In Latin America, that foundation is now a $215B industry—up 5.8% from last year. But relative to its size, the region has significant room to grow: it represents 8% of the world's economy yet accounts for just 2.8% of global insurance premiums.

Even regional leader Chile has an insurance market size representing just over 4.5% of its total GDP—meaning less than half the average seen in the overall international grouping of developed economies in the Organisation for Economic Co-operation and Development (OECD) of which it forms part.

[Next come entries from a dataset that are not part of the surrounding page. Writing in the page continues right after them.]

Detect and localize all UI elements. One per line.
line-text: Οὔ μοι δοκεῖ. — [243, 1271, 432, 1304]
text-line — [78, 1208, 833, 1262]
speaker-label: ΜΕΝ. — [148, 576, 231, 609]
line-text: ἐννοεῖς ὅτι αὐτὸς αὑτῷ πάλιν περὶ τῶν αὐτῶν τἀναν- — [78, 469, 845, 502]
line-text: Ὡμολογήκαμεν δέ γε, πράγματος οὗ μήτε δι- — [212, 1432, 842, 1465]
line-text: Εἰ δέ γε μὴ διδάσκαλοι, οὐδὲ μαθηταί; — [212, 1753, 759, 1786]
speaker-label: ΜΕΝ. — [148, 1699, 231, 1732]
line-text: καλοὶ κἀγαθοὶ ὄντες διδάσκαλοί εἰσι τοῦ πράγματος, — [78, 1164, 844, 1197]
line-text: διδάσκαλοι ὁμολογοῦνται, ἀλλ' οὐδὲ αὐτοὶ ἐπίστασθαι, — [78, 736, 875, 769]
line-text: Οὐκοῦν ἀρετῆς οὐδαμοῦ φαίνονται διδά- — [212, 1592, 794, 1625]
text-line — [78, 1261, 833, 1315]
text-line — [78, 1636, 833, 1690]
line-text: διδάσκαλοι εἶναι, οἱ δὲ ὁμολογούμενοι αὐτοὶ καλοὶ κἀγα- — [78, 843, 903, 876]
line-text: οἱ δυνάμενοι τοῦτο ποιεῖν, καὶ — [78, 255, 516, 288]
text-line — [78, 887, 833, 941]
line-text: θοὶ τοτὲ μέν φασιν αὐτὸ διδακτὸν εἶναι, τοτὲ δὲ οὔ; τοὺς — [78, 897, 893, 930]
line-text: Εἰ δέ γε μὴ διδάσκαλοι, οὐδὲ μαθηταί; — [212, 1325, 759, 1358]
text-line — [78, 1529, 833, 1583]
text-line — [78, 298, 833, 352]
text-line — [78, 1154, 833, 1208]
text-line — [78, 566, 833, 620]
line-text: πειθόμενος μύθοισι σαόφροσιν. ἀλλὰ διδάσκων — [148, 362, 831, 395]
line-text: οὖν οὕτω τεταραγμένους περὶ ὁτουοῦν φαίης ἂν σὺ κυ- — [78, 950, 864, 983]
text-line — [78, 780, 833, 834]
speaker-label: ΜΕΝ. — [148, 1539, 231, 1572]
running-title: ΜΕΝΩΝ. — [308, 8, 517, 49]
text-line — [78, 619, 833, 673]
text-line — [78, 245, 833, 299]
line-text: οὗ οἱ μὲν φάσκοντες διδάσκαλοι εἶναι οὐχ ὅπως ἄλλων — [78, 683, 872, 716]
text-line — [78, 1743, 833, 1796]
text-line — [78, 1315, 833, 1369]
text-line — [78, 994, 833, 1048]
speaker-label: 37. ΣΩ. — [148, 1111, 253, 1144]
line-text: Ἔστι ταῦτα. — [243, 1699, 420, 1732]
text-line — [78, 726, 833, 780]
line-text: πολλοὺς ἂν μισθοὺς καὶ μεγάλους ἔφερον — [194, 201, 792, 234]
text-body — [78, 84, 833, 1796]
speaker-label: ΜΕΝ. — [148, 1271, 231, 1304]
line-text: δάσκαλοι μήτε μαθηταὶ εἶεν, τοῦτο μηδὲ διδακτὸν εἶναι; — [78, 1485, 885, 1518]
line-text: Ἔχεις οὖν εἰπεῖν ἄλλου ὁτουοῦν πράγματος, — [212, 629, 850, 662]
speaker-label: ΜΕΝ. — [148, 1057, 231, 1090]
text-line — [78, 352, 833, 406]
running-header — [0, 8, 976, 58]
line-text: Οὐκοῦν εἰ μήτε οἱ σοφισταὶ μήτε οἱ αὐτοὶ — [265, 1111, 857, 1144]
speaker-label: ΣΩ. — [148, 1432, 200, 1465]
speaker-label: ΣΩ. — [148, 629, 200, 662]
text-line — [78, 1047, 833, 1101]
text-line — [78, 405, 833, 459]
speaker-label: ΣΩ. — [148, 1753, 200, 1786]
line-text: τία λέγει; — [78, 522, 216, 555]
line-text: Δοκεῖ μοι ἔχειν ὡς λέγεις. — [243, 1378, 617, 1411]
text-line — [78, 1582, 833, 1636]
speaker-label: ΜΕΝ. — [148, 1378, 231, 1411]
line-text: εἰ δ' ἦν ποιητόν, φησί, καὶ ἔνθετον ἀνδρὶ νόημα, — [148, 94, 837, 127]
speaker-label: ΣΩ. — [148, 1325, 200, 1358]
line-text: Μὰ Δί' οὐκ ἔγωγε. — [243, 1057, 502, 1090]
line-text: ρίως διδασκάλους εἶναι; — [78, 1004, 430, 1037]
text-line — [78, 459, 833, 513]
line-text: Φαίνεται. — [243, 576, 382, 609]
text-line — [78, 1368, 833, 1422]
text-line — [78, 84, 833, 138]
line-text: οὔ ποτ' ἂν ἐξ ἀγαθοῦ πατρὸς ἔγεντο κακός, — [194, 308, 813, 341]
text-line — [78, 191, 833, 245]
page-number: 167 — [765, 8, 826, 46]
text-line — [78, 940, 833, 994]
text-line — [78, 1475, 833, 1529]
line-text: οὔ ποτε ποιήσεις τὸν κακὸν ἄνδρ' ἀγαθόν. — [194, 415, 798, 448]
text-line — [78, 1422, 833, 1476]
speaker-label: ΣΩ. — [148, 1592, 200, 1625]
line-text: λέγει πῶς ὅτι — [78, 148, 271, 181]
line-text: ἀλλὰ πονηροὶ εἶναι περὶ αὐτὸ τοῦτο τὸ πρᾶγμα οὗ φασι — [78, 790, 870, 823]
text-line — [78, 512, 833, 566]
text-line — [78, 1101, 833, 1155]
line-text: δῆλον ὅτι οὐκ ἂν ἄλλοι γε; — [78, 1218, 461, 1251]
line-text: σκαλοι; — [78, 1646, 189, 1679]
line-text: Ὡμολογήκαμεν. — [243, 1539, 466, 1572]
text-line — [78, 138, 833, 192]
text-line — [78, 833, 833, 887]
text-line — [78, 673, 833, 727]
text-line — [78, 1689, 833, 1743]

Scatter plot comparing insurance spend per person and market size as a % of GDP in Latin America, showing many low-penetration markets are projected for double-digit growth | Sources: Latinometrics
LatAm's insurance market is still in its infancy

Where you look for growth matters: Colombia, Mexico, and Venezuela are all posting double-digit growth, while Argentina and Chile contracted.

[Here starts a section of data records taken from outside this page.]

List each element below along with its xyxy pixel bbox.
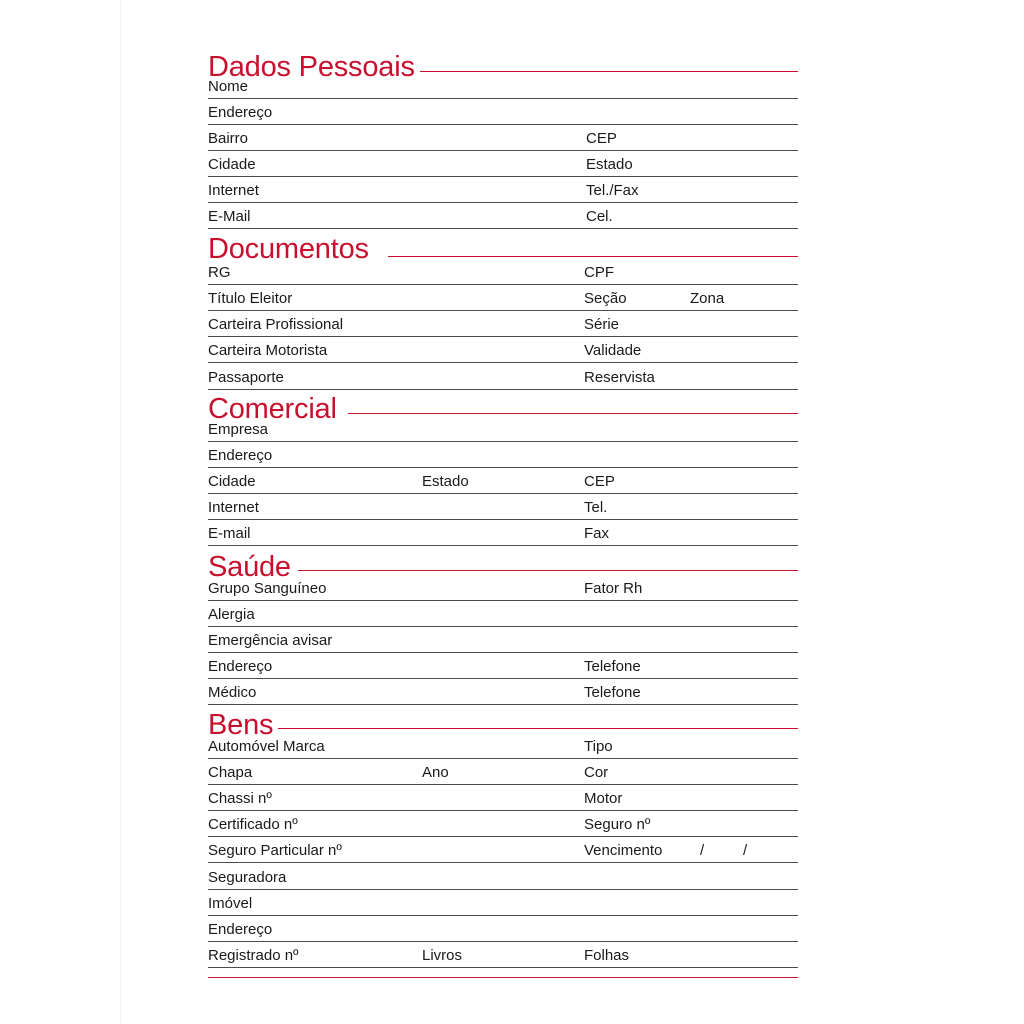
form-row-seguradora[interactable] xyxy=(208,864,798,890)
label-imovel: Imóvel xyxy=(208,895,253,912)
label-grupo-sanguineo: Grupo Sanguíneo xyxy=(208,580,327,597)
label-endereco-bens: Endereço xyxy=(208,921,273,938)
label-seguro-particular: Seguro Particular nº xyxy=(208,842,342,859)
form-row-endereco-comercial[interactable] xyxy=(208,442,798,468)
label-endereco: Endereço xyxy=(208,104,273,121)
label-cel: Cel. xyxy=(586,208,613,225)
label-vencimento: Vencimento xyxy=(584,842,663,859)
label-estado: Estado xyxy=(586,156,633,173)
form-row-certificado[interactable] xyxy=(208,811,798,837)
label-carteira-profissional: Carteira Profissional xyxy=(208,316,344,333)
label-estado-comercial: Estado xyxy=(422,473,469,490)
label-fax-comercial: Fax xyxy=(584,525,610,542)
form-row-nome[interactable] xyxy=(208,73,798,99)
section-title-dados-pessoais: Dados Pessoais xyxy=(208,51,415,83)
form-row-internet-comercial[interactable] xyxy=(208,494,798,520)
label-endereco-comercial: Endereço xyxy=(208,447,273,464)
section-rule-documentos xyxy=(388,256,798,257)
label-seguradora: Seguradora xyxy=(208,869,287,886)
section-rule-bens xyxy=(278,728,798,729)
label-cor: Cor xyxy=(584,764,609,781)
label-alergia: Alergia xyxy=(208,606,255,623)
label-bairro: Bairro xyxy=(208,130,249,147)
form-row-endereco[interactable] xyxy=(208,99,798,125)
label-passaporte: Passaporte xyxy=(208,369,284,386)
section-rule-comercial xyxy=(348,413,798,414)
label-chapa: Chapa xyxy=(208,764,253,781)
form-row-seguro-particular[interactable] xyxy=(208,837,798,863)
label-reservista: Reservista xyxy=(584,369,655,386)
form-row-bairro[interactable] xyxy=(208,125,798,151)
label-telefone-saude: Telefone xyxy=(584,658,641,675)
label-medico: Médico xyxy=(208,684,257,701)
label-serie: Série xyxy=(584,316,620,333)
section-title-saude: Saúde xyxy=(208,551,291,583)
section-title-bens: Bens xyxy=(208,709,274,741)
label-tipo: Tipo xyxy=(584,738,613,755)
form-row-passaporte[interactable] xyxy=(208,364,798,390)
label-fator-rh: Fator Rh xyxy=(584,580,643,597)
label-internet-comercial: Internet xyxy=(208,499,259,516)
form-row-chapa[interactable] xyxy=(208,759,798,785)
form-row-emergencia-avisar[interactable] xyxy=(208,627,798,653)
form-row-automovel[interactable] xyxy=(208,733,798,759)
label-cidade-comercial: Cidade xyxy=(208,473,256,490)
label-tel-fax: Tel./Fax xyxy=(586,182,639,199)
label-chassi: Chassi nº xyxy=(208,790,272,807)
label-endereco-saude: Endereço xyxy=(208,658,273,675)
label-email-comercial: E-mail xyxy=(208,525,251,542)
form-bottom-rule xyxy=(208,977,798,978)
section-title-comercial: Comercial xyxy=(208,393,337,425)
form-row-carteira-motorista[interactable] xyxy=(208,337,798,363)
form-row-alergia[interactable] xyxy=(208,601,798,627)
label-cpf: CPF xyxy=(584,264,614,281)
label-registrado: Registrado nº xyxy=(208,947,299,964)
label-certificado: Certificado nº xyxy=(208,816,298,833)
label-cep-comercial: CEP xyxy=(584,473,615,490)
label-internet: Internet xyxy=(208,182,259,199)
label-cidade: Cidade xyxy=(208,156,256,173)
label-nome: Nome xyxy=(208,78,249,95)
form-row-endereco-saude[interactable] xyxy=(208,653,798,679)
date-separator-2: / xyxy=(743,842,748,859)
label-email: E-Mail xyxy=(208,208,251,225)
form-row-carteira-profissional[interactable] xyxy=(208,311,798,337)
label-secao: Seção xyxy=(584,290,627,307)
form-row-rg[interactable] xyxy=(208,259,798,285)
label-motor: Motor xyxy=(584,790,623,807)
label-cep: CEP xyxy=(586,130,617,147)
label-titulo-eleitor: Título Eleitor xyxy=(208,290,293,307)
label-livros: Livros xyxy=(422,947,463,964)
form-row-chassi[interactable] xyxy=(208,785,798,811)
form-row-titulo-eleitor[interactable] xyxy=(208,285,798,311)
label-rg: RG xyxy=(208,264,231,281)
label-seguro: Seguro nº xyxy=(584,816,651,833)
form-row-registrado[interactable] xyxy=(208,942,798,968)
form-row-cidade[interactable] xyxy=(208,151,798,177)
label-tel-comercial: Tel. xyxy=(584,499,608,516)
label-folhas: Folhas xyxy=(584,947,630,964)
label-automovel-marca: Automóvel Marca xyxy=(208,738,325,755)
label-empresa: Empresa xyxy=(208,421,269,438)
form-row-email[interactable] xyxy=(208,203,798,229)
label-telefone-medico: Telefone xyxy=(584,684,641,701)
section-title-documentos: Documentos xyxy=(208,233,369,265)
form-row-medico[interactable] xyxy=(208,679,798,705)
form-row-empresa[interactable] xyxy=(208,416,798,442)
form-row-cidade-comercial[interactable] xyxy=(208,468,798,494)
form-row-endereco-bens[interactable] xyxy=(208,916,798,942)
label-zona: Zona xyxy=(690,290,725,307)
form-row-imovel[interactable] xyxy=(208,890,798,916)
form-row-email-comercial[interactable] xyxy=(208,520,798,546)
section-rule-saude xyxy=(298,570,798,571)
label-validade: Validade xyxy=(584,342,642,359)
label-ano: Ano xyxy=(422,764,449,781)
form-row-internet[interactable] xyxy=(208,177,798,203)
section-rule-dados-pessoais xyxy=(420,71,798,72)
label-emergencia-avisar: Emergência avisar xyxy=(208,632,333,649)
form-row-grupo-sanguineo[interactable] xyxy=(208,575,798,601)
label-carteira-motorista: Carteira Motorista xyxy=(208,342,328,359)
date-separator-1: / xyxy=(700,842,705,859)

To be clear, the low insurance penetration seen across Latin America reflects an underinsurance gap—not a lack of demand. New distribution, pricing models, and product innovation all have roles to play. Embedded insurance (which is coverage bundled into apps and purchases) has already reached 4.5M customers across Mexico, Brazil, Chile, and Argentina.

In conversations with our team, Daniel Aguilar from Monitor Deloitte noted that the biggest opportunity lies within the middle class and small- and medium-sized enterprises (SMEs), many of which lack coverage and are increasingly vulnerable to issues like medical inflation and climate-related catastrophes.

Employees at SMEs in particular are seeking modern, cost-effective solutions to match the benefits their peers at larger firms enjoy today. Incumbents can evolve and change how they grow to meet this demand—or risk displacement by new digital platforms and bancaseguros (bank-distributed insurance).